For me, these lectures by Philip Daileader about the Dark Ages from 300-1000 AD ignited a general curiosity about the Middle Ages up to around 1300. Swords and sandals were never my thing in the past, especially the Vikings or Carolingian rulers, who sound too much like our impersonators today—ignorant and arrogant about it as they cover their ignorance with bluster, intimidation, and violence. But that similarity is just what made this series come to life. Completed in 2004, Daileader didn’t intend this message. Still, it is a historical example of how humans behave, struggle, and strive to reestablish order, purpose, and meaning when all of the above have been lost. Hence, Daileader’s lectures seemed like a crystal ball, seeing someone else’s past (and a real one) as a possible future of our own—though today with more tech.

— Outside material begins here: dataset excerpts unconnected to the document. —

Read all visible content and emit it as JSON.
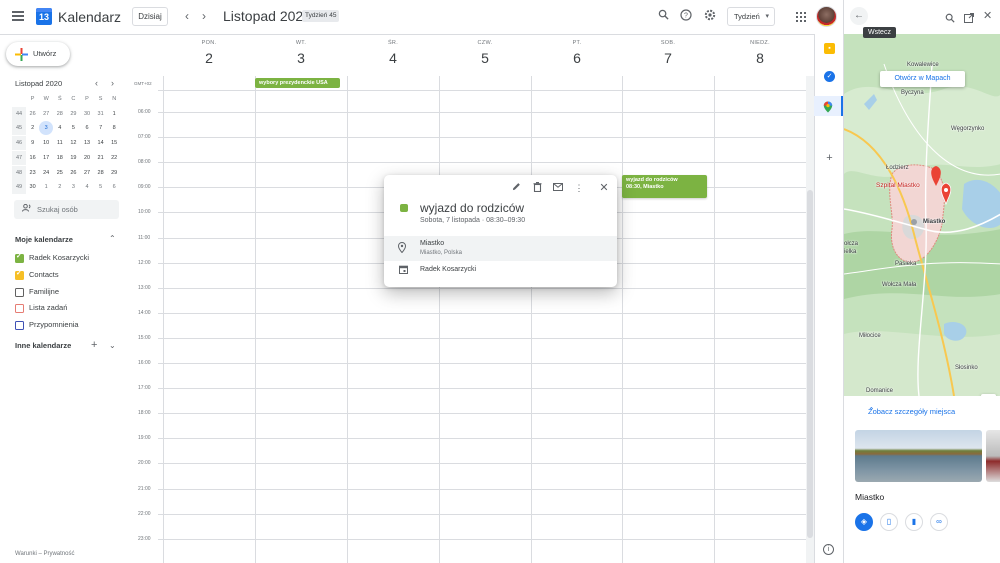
{
  "header": {
    "app_title": "Kalendarz",
    "logo_day": "13",
    "today_label": "Dzisiaj",
    "month_title": "Listopad 2020",
    "week_badge": "Tydzień 45",
    "view_label": "Tydzień"
  },
  "sidebar": {
    "create_label": "Utwórz",
    "mini_calendar": {
      "title": "Listopad 2020",
      "dow": [
        "P",
        "W",
        "Ś",
        "C",
        "P",
        "S",
        "N"
      ],
      "weeks": [
        {
          "wk": "44",
          "days": [
            "26",
            "27",
            "28",
            "29",
            "30",
            "31",
            "1"
          ],
          "other": [
            0,
            1,
            2,
            3,
            4,
            5
          ]
        },
        {
          "wk": "45",
          "days": [
            "2",
            "3",
            "4",
            "5",
            "6",
            "7",
            "8"
          ],
          "other": []
        },
        {
          "wk": "46",
          "days": [
            "9",
            "10",
            "11",
            "12",
            "13",
            "14",
            "15"
          ],
          "other": []
        },
        {
          "wk": "47",
          "days": [
            "16",
            "17",
            "18",
            "19",
            "20",
            "21",
            "22"
          ],
          "other": []
        },
        {
          "wk": "48",
          "days": [
            "23",
            "24",
            "25",
            "26",
            "27",
            "28",
            "29"
          ],
          "other": []
        },
        {
          "wk": "49",
          "days": [
            "30",
            "1",
            "2",
            "3",
            "4",
            "5",
            "6"
          ],
          "other": [
            1,
            2,
            3,
            4,
            5,
            6
          ]
        }
      ],
      "today": "3"
    },
    "search_people_placeholder": "Szukaj osób",
    "my_calendars_title": "Moje kalendarze",
    "my_calendars": [
      {
        "label": "Radek Kosarzycki",
        "color": "#7cb342",
        "checked": true
      },
      {
        "label": "Contacts",
        "color": "#f6bf26",
        "checked": true
      },
      {
        "label": "Familijne",
        "color": "#616161",
        "checked": false
      },
      {
        "label": "Lista zadań",
        "color": "#e67c73",
        "checked": false
      },
      {
        "label": "Przypomnienia",
        "color": "#3f51b5",
        "checked": false
      }
    ],
    "other_calendars_title": "Inne kalendarze",
    "footer": "Warunki – Prywatność"
  },
  "calendar": {
    "timezone": "GMT+02",
    "days": [
      {
        "name": "PON.",
        "num": "2"
      },
      {
        "name": "WT.",
        "num": "3"
      },
      {
        "name": "ŚR.",
        "num": "4"
      },
      {
        "name": "CZW.",
        "num": "5"
      },
      {
        "name": "PT.",
        "num": "6"
      },
      {
        "name": "SOB.",
        "num": "7"
      },
      {
        "name": "NIEDZ.",
        "num": "8"
      }
    ],
    "hours": [
      "06:00",
      "07:00",
      "08:00",
      "09:00",
      "10:00",
      "11:00",
      "12:00",
      "13:00",
      "14:00",
      "15:00",
      "16:00",
      "17:00",
      "18:00",
      "19:00",
      "20:00",
      "21:00",
      "22:00",
      "23:00"
    ],
    "allday_event": "wybory prezydenckie USA",
    "timed_event": {
      "title": "wyjazd do rodziców",
      "subtitle": "08:30, Miastko"
    }
  },
  "popup": {
    "title": "wyjazd do rodziców",
    "date": "Sobota, 7 listopada  ·  08:30–09:30",
    "location_main": "Miastko",
    "location_sub": "Miastko, Polska",
    "calendar_name": "Radek Kosarzycki",
    "color": "#7cb342"
  },
  "maps": {
    "tooltip": "Wstecz",
    "open_label": "Otwórz w Mapach",
    "labels": [
      "Kowalewice",
      "Byczyna",
      "Węgorzynko",
      "Łodzierz",
      "Szpital Miastko",
      "Miastko",
      "Pasieka",
      "Wołcza Mała",
      "Miłocice",
      "Słosinko",
      "Domanice",
      "ołcza",
      "ielka"
    ],
    "details_link": "Zobacz szczegóły miejsca",
    "place_name": "Miastko"
  }
}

There’s always a sizable fraction of any human population receptive to chaos: people preyed upon, belittled, outcast, or failures in the established order, whatever it is. While Constantinople lived on in the East, with the collapse of western Rome—by then a failing militaristic, authoritarian state—such people came out of the woodwork, just as they do today as weak men fan the flames of grievance, “to get even for the little guy.” Per Daileader, Rome became a kind of Christian theocracy during the initial decline, torching the pagans and their temples as consequences of those quests for belonging and scapegoating in the usual “us-ism” of that us-versus-them posture. And just as today, Jesus becomes a warrior (and a bloody one), not for the faith, but for politics.
After a series of incompetent Roman rulers and periodic plagues where over half the population vanished, the stage was set for a new cast of little guys: illegal foreigners—the shunned, dismissed, and very aromatic Vandals, Goths, and Visigoths, who then tried to adopt Roman ways with inferior outcomes, solidifying the Dark Ages for centuries to come. While it’s become politically incorrect to call the Dark Ages the Dark Ages, western Europe had lost the recipe for Roman concrete, returning to stone and timber for building materials, and almost no one could read or write: a Dark Age. Hence, Daileader notes, documentation from that era is hard to come by, so there’s greater reliance on archeology than documents.
The primate, tribal nature of superstitious humans with their wild irrationality as compensation was on full display then in this series, as it is now on the nightly news. I could listen to these people’s stories and translate their core message to the present as China rises in the East; for them, it was Islam. Given the land’s lower carrying capacity without tech, their overpopulations were minor compared to ours but still forced mass migrations of illegals across borders. And the incompetent leadership was a bit too similar to stomach. We’ve even got the rise of Christian Nationalism setting the stage for theocracies bolstered by conspiracy theories that panic the gullible on asocial media. Through the past, the future looks really ugly, “nasty, brutish, and short.”